Now, my tools. You guys know I love gear, and I've tried a lot of things to help me along the way. I still love my armband for swimming, my cycle shoes, and everything else, but I've added 2 major things to the mix that are helping Mama Mae stay on target. One is the BodyMedia FIT Core armband. This thing tracks everything-my steps, my heart rate, calorie burn, sleep...and I input my food into an app. This helps me know exactly how I'm doing and what to expect in weight loss. I'm super psyched. The other thing I'm using is the Kinect for Xbox 360x I've got 2 games for it so far: Zumba fitness Core, and YourShape 2011. Super stoked to share my progress with you!

Instant reflection

I just finished my first real workout with the Kinect. When I say "just", I mean I'm still on the verge of losing my breakfast. When I say "finished" I mean I had to stop. I'm feeling many things right now, besides the nausea. I feel discouraged and disappointed. I've lost a lot of my hard won cardiovascular fitness and muscle strength.
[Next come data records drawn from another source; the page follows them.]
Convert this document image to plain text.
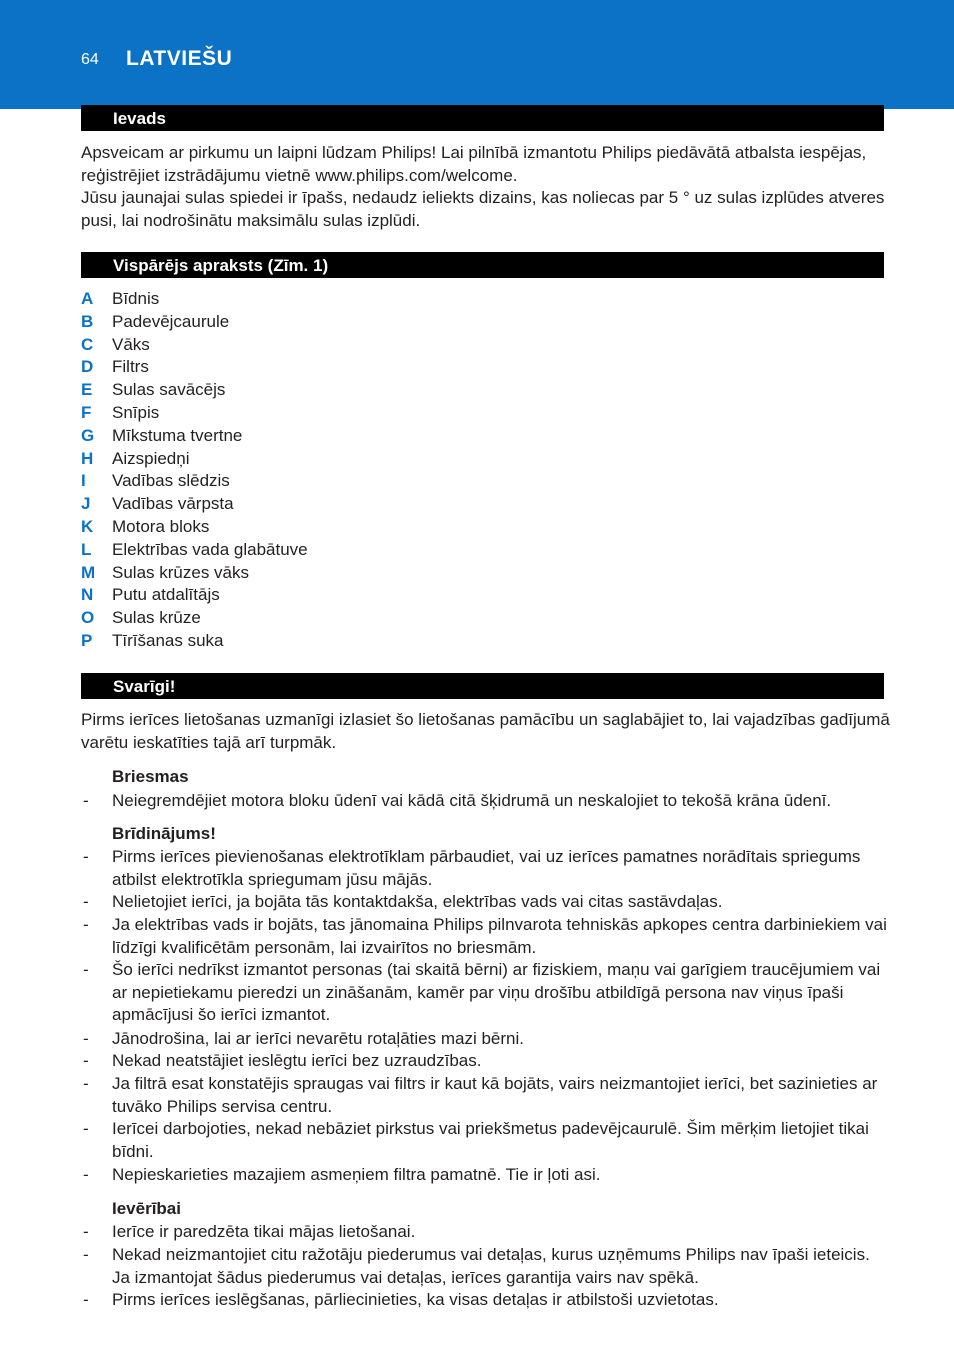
64 LATVIEŠU
Ievads
Apsveicam ar pirkumu un laipni lūdzam Philips! Lai pilnībā izmantotu Philips piedāvātā atbalsta iespējas, reģistrējiet izstrādājumu vietnē www.philips.com/welcome.
Jūsu jaunajai sulas spiedei ir īpašs, nedaudz ieliekts dizains, kas noliecas par 5 ° uz sulas izplūdes atveres pusi, lai nodrošinātu maksimālu sulas izplūdi.
Vispārējs apraksts (Zīm. 1)
A Bīdnis
B Padevējcaurule
C Vāks
D Filtrs
E Sulas savācējs
F Snīpis
G Mīkstuma tvertne
H Aizspiedņi
I Vadības slēdzis
J Vadības vārpsta
K Motora bloks
L Elektrības vada glabātuve
M Sulas krūzes vāks
N Putu atdalītājs
O Sulas krūze
P Tīrīšanas suka
Svarīgi!
Pirms ierīces lietošanas uzmanīgi izlasiet šo lietošanas pamācību un saglabājiet to, lai vajadzības gadījumā varētu ieskatīties tajā arī turpmāk.
Briesmas
- Neiegremdējiet motora bloku ūdenī vai kādā citā šķidrumā un neskalojiet to tekošā krāna ūdenī.
Brīdinājums!
- Pirms ierīces pievienošanas elektrotīklam pārbaudiet, vai uz ierīces pamatnes norādītais spriegums atbilst elektrotīkla spriegumam jūsu mājās.
- Nelietojiet ierīci, ja bojāta tās kontaktdakša, elektrības vads vai citas sastāvdaļas.
- Ja elektrības vads ir bojāts, tas jānomaina Philips pilnvarota tehniskās apkopes centra darbiniekiem vai līdzīgi kvalificētām personām, lai izvairītos no briesmām.
- Šo ierīci nedrīkst izmantot personas (tai skaitā bērni) ar fiziskiem, maņu vai garīgiem traucējumiem vai ar nepietiekamu pieredzi un zināšanām, kamēr par viņu drošību atbildīgā persona nav viņus īpaši apmācījusi šo ierīci izmantot.
- Jānodrošina, lai ar ierīci nevarētu rotaļāties mazi bērni.
- Nekad neatstājiet ieslēgtu ierīci bez uzraudzības.
- Ja filtrā esat konstatējis spraugas vai filtrs ir kaut kā bojāts, vairs neizmantojiet ierīci, bet sazinieties ar tuvāko Philips servisa centru.
- Ierīcei darbojoties, nekad nebāziet pirkstus vai priekšmetus padevējcaurulē. Šim mērķim lietojiet tikai bīdni.
- Nepieskarieties mazajiem asmeņiem filtra pamatnē. Tie ir ļoti asi.
Ievērībai
- Ierīce ir paredzēta tikai mājas lietošanai.
- Nekad neizmantojiet citu ražotāju piederumus vai detaļas, kurus uzņēmums Philips nav īpaši ieteicis. Ja izmantojat šādus piederumus vai detaļas, ierīces garantija vairs nav spēkā.
- Pirms ierīces ieslēgšanas, pārliecinieties, ka visas detaļas ir atbilstoši uzvietotas.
I mean, yes, it's been a year since my last *real* workout, and yes, I had a baby 5 months ago, but still. I'm disappointed that I didn't stay more active. I can't change the past, though, and I am feeling excited for the future. :-) I know that today is the bottom. It only gets better from here. I've started, and that's the first step. I can't say it's the hardest step, because for me it's consistency for the first 2 weeks. I think I can do it though. I've got a husband who has my back, and a daughter who is so much less demanding than most babies. :-) I'm probably gonna try my Zumba game in a few hours, and do some solo strength work to round out day 1. Hopefully that and the housework I have planned will both help me reach my calorie burn goal for today and build muscle to burn more long term.